En se retournant, Hywel vit que Karsyn était couché sur le lit d'à côté. A droite, sur la table d'à côté, se trouvait un bracelet de perles d'améthystes. La jeune femme avait remarqué que son compagnon y tenait beaucoup. Il ne le quittait que pour dormir et il roulait souvent les pierres gemmes entre ses mains.
Poussée par un désir soudain, Hywel le subtilisa. Si elle entrait dans l'institut des prêtresses, elle aurait forcément besoin que quelqu'un de l'extérieur lui apporte la potion pour sa défaillance. Ce quelqu'un ne pouvait être que Karsyn. Si elle gardait le bracelet, celui-ci deviendrait un gage.
Hywel désirait partir dès que son compagnon serait réveillé. Elle n'avait aucune idée de la façon dont il fallait s'y prendre pour quitter l'étage interdit, alors elle ne pouvait pas s'en aller sans lui. En attendant, elle resta allongée sur le lit, admirant la montre à gousset.
D'ici quelques jours, elle entrerait dans l'institut. Si elle passait les épreuves primaires, elle deviendrait apprentie-prêtresse et serait au cœur de l'institution religieuse. En effet, la majeure partie des prêtresses y vivaient, dont Svelina. Ce n'était pas seulement un lieu de formation, mais le siège du Gëanisme.
Lorsque Karsyn se leva de son lit, Hywel se redressa. Elle alluma la lampe à huile pour éclairer la pièce. Ils se saluèrent, puis le premier mouvement qu'il amorçât fut en direction de la table de chevet. Son visage devint livide en voyant qu'elle était vide. Sa main resta en suspens quelques secondes et sa bouche s'entrouvrit de stupeur.
- Le... Le bracelet, bégaya-t-il. Où est-il ?
Hywel plongea la main dans sa poche pour saisir l'objet volé. Elle était loin d'être fière de ce qu'elle avait fait, mais elle n'avait pas le choix. Elle ne pensait pas que Karsyn accepterait de l'aider sans caution. Elle brandit alors le bracelet et le leva au niveau de ses yeux. Le soulagement se lut sur les traits du jeune homme, puis la surprise.

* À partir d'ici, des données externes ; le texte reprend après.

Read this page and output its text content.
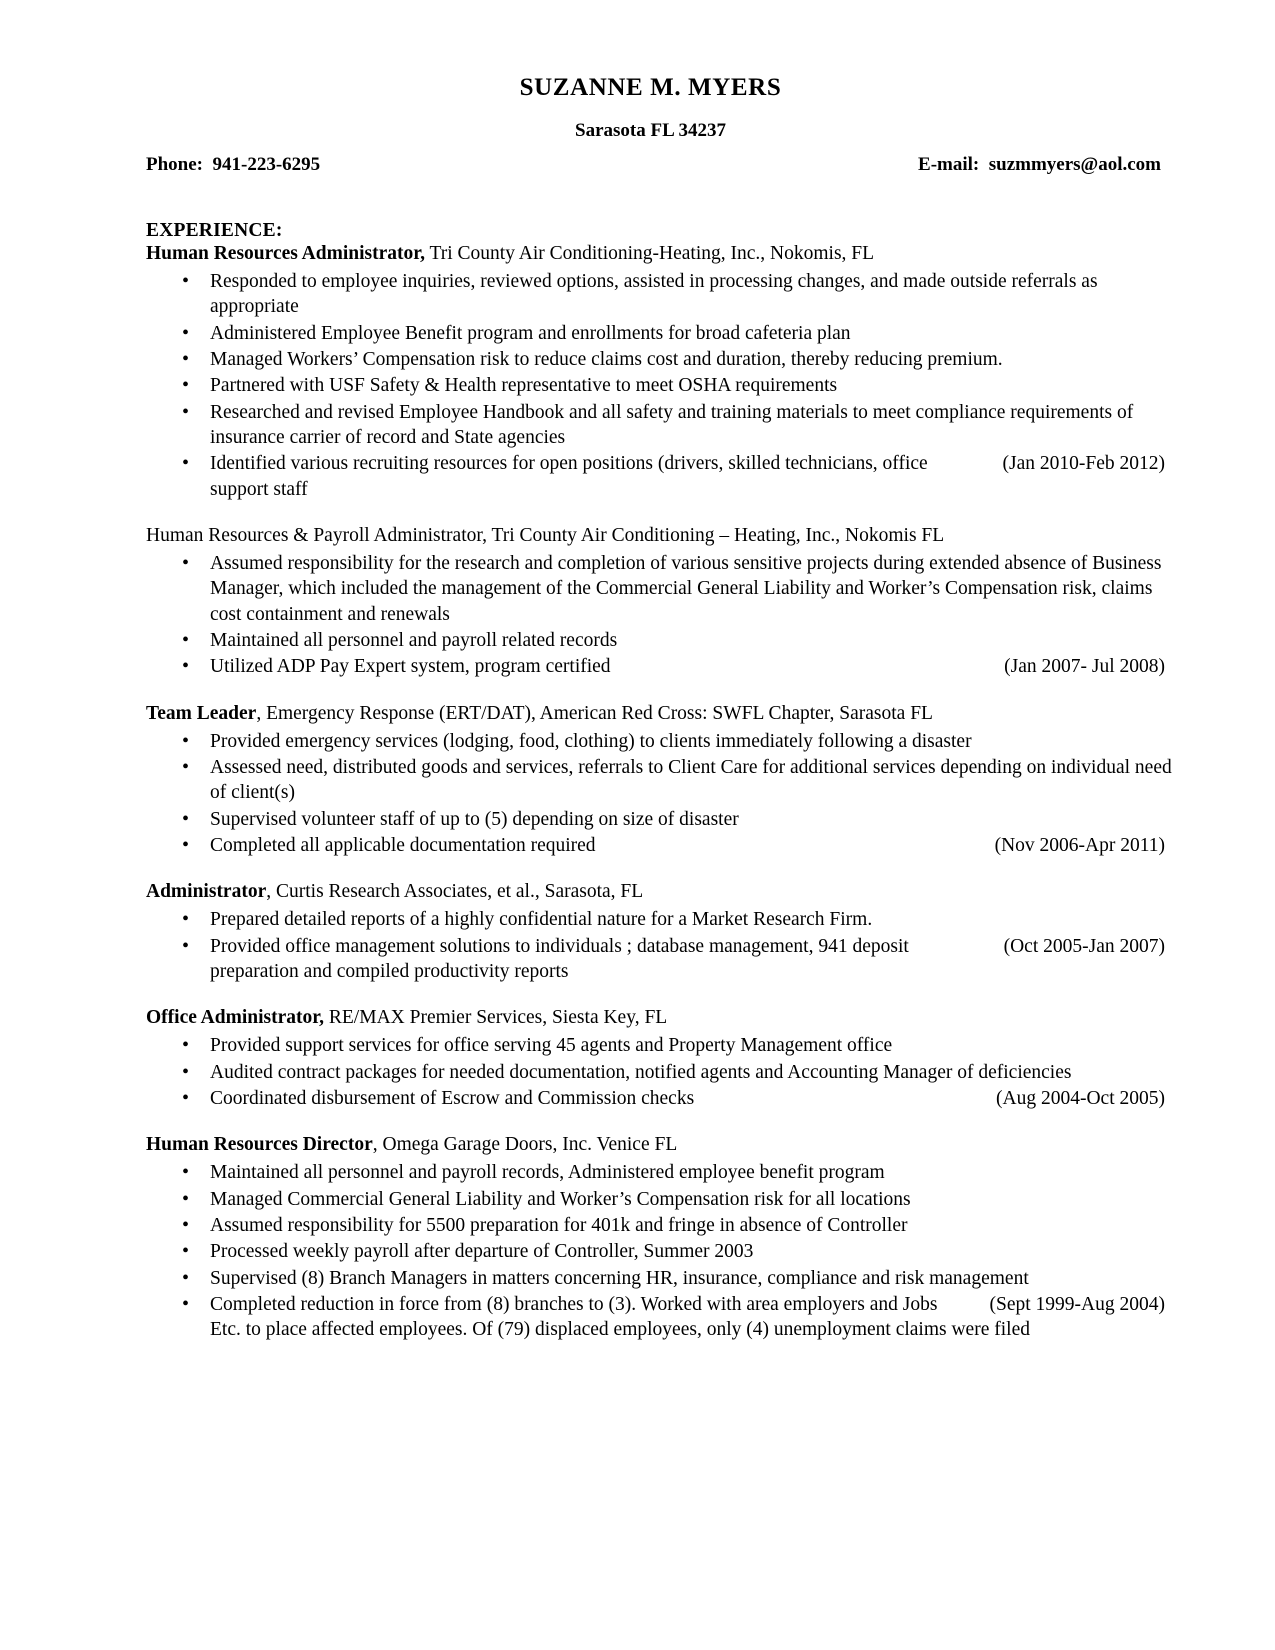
SUZANNE M. MYERS
Sarasota FL 34237
Phone:  941-223-6295	E-mail:  suzmmyers@aol.com
EXPERIENCE:
Human Resources Administrator, Tri County Air Conditioning-Heating, Inc., Nokomis, FL
• Responded to employee inquiries, reviewed options, assisted in processing changes, and made outside referrals as appropriate
• Administered Employee Benefit program and enrollments for broad cafeteria plan
• Managed Workers’ Compensation risk to reduce claims cost and duration, thereby reducing premium.
• Partnered with USF Safety & Health representative to meet OSHA requirements
• Researched and revised Employee Handbook and all safety and training materials to meet compliance requirements of insurance carrier of record and State agencies
• (Jan 2010-Feb 2012)
Identified various recruiting resources for open positions (drivers, skilled technicians, office support staff
Human Resources & Payroll Administrator, Tri County Air Conditioning – Heating, Inc., Nokomis FL
• Assumed responsibility for the research and completion of various sensitive projects during extended absence of Business Manager, which included the management of the Commercial General Liability and Worker’s Compensation risk, claims cost containment and renewals
• Maintained all personnel and payroll related records
• (Jan 2007- Jul 2008)
Utilized ADP Pay Expert system, program certified
Team Leader, Emergency Response (ERT/DAT), American Red Cross: SWFL Chapter, Sarasota FL
• Provided emergency services (lodging, food, clothing) to clients immediately following a disaster
• Assessed need, distributed goods and services, referrals to Client Care for additional services depending on individual need of client(s)
• Supervised volunteer staff of up to (5) depending on size of disaster
• (Nov 2006-Apr 2011)
Completed all applicable documentation required
Administrator, Curtis Research Associates, et al., Sarasota, FL
• Prepared detailed reports of a highly confidential nature for a Market Research Firm.
• (Oct 2005-Jan 2007)
Provided office management solutions to individuals ; database management, 941 deposit preparation and compiled productivity reports
Office Administrator, RE/MAX Premier Services, Siesta Key, FL
• Provided support services for office serving 45 agents and Property Management office
• Audited contract packages for needed documentation, notified agents and Accounting Manager of deficiencies
• (Aug 2004-Oct 2005)
Coordinated disbursement of Escrow and Commission checks
Human Resources Director, Omega Garage Doors, Inc. Venice FL
• Maintained all personnel and payroll records, Administered employee benefit program
• Managed Commercial General Liability and Worker’s Compensation risk for all locations
• Assumed responsibility for 5500 preparation for 401k and fringe in absence of Controller
• Processed weekly payroll after departure of Controller, Summer 2003
• Supervised (8) Branch Managers in matters concerning HR, insurance, compliance and risk management
• (Sept 1999-Aug 2004)
Completed reduction in force from (8) branches to (3). Worked with area employers and Jobs Etc. to place affected employees. Of (79) displaced employees, only (4) unemployment claims were filed
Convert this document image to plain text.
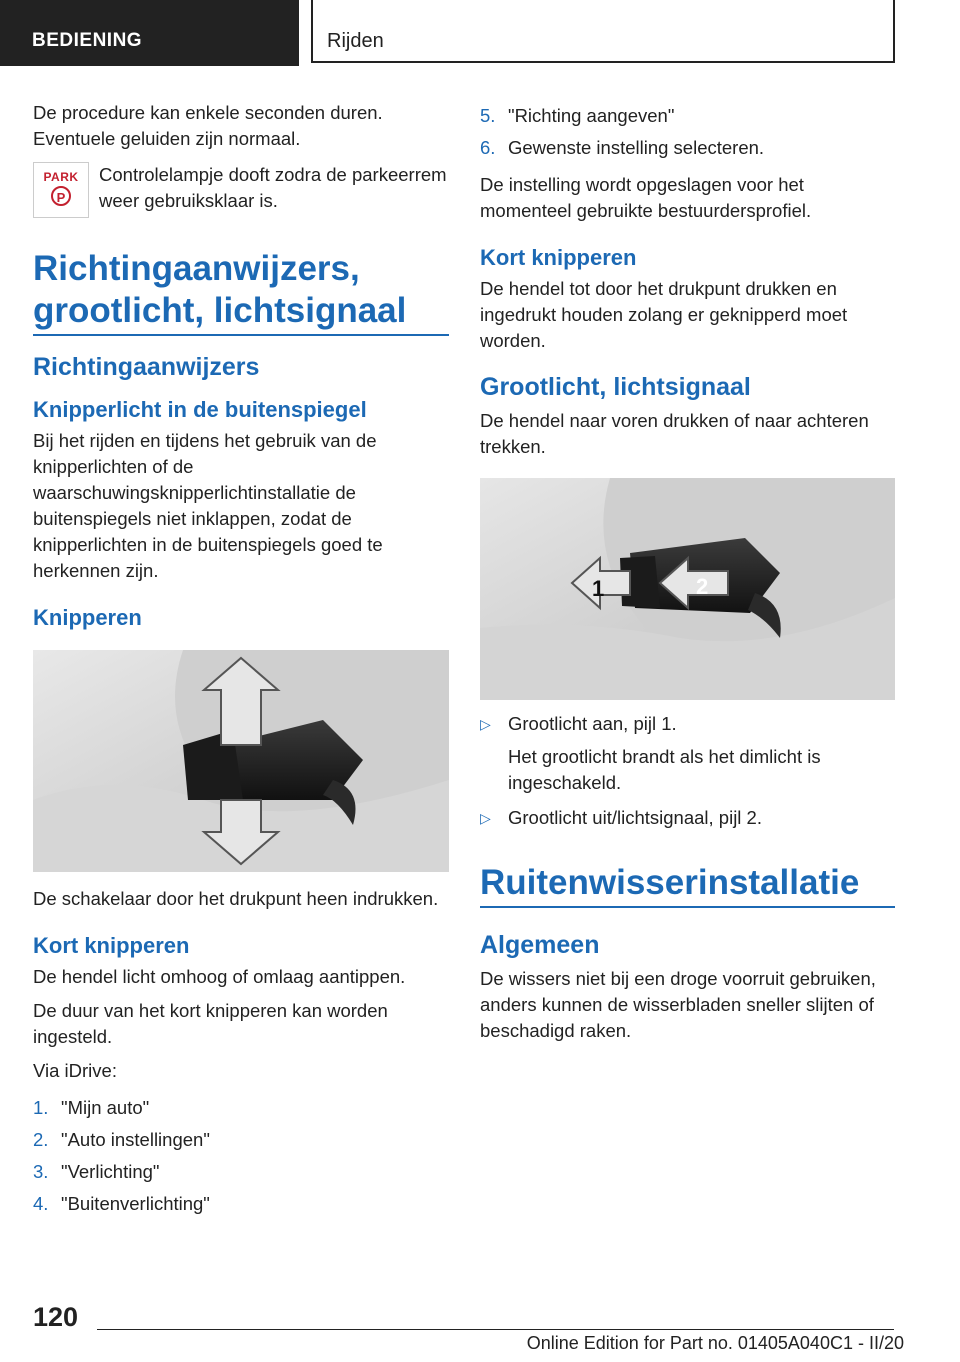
BEDIENING	Rijden

De procedure kan enkele seconden duren. Eventuele geluiden zijn normaal.

PARK
P

Controlelampje dooft zodra de parkeerrem weer gebruiksklaar is.

Richtingaanwijzers, grootlicht, lichtsignaal
Richtingaanwijzers
Knipperlicht in de buitenspiegel

Bij het rijden en tijdens het gebruik van de knipperlichten of de waarschuwingsknipperlichtinstallatie de buitenspiegels niet inklappen, zodat de knipperlichten in de buitenspiegels goed te herkennen zijn.

Knipperen

De schakelaar door het drukpunt heen indrukken.

Kort knipperen

De hendel licht omhoog of omlaag aantippen.

De duur van het kort knipperen kan worden ingesteld.

Via iDrive:

1. "Mijn auto"
2. "Auto instellingen"
3. "Verlichting"
4. "Buitenverlichting"
5. "Richting aangeven"
6. Gewenste instelling selecteren.

De instelling wordt opgeslagen voor het momenteel gebruikte bestuurdersprofiel.

Kort knipperen

De hendel tot door het drukpunt drukken en ingedrukt houden zolang er geknipperd moet worden.

Grootlicht, lichtsignaal

De hendel naar voren drukken of naar achteren trekken.

1	2
▷ Grootlicht aan, pijl 1.

Het grootlicht brandt als het dimlicht is ingeschakeld.

▷ Grootlicht uit/lichtsignaal, pijl 2.
Ruitenwisserinstallatie
Algemeen

De wissers niet bij een droge voorruit gebruiken, anders kunnen de wisserbladen sneller slijten of beschadigd raken.

120
Online Edition for Part no. 01405A040C1 - II/20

Ses sourcils se froncèrent d'incompréhension.
- Est-ce que tu peux m'expliquer ce que tu fais avec ça ? s'agaça-t-il d'une voix cassante.
Pour qu'il perde sa bonne humeur quasi constante, l'objet avait bel et bien la valeur qu'avait devinée Hywel.
- Je vais avoir besoin de toi lorsque je serai à l'institut. Chaque veille de pleine lune, je veux que tu m'apportes la potion pour ma défaillance. Dès que j'aurais trouvé des réponses et que je sortirai, je te rendrais le bracelet.
La colère déforma les traits de Karsyn, et une veine pulsa contre sa tempe. Il craqua ses doigts et le bruit résonna dans la pièce. Hywel n'aurait pas pensé qu'il se mettrait dans un état pareil pour un simple bijou.
- Redonne-moi ce putain de bracelet.
- Non. J'ai besoin de cette garantie.
Karsyn souffla et ferma les yeux quelques secondes, plongeant dans une profonde réflexion. La tension était palpable. Lorsque ses paupières se rouvrirent, il la fixa d'un regard glaçant.
- Très bien, je t'apporterai la potion, dit-il finalement. A une seule condition.
Elle roula les perles d'améthyste entre ses doigts, attendant qu'il poursuive.
- Tu devras voler un livre pour moi dans la bibliothèque de l'institut.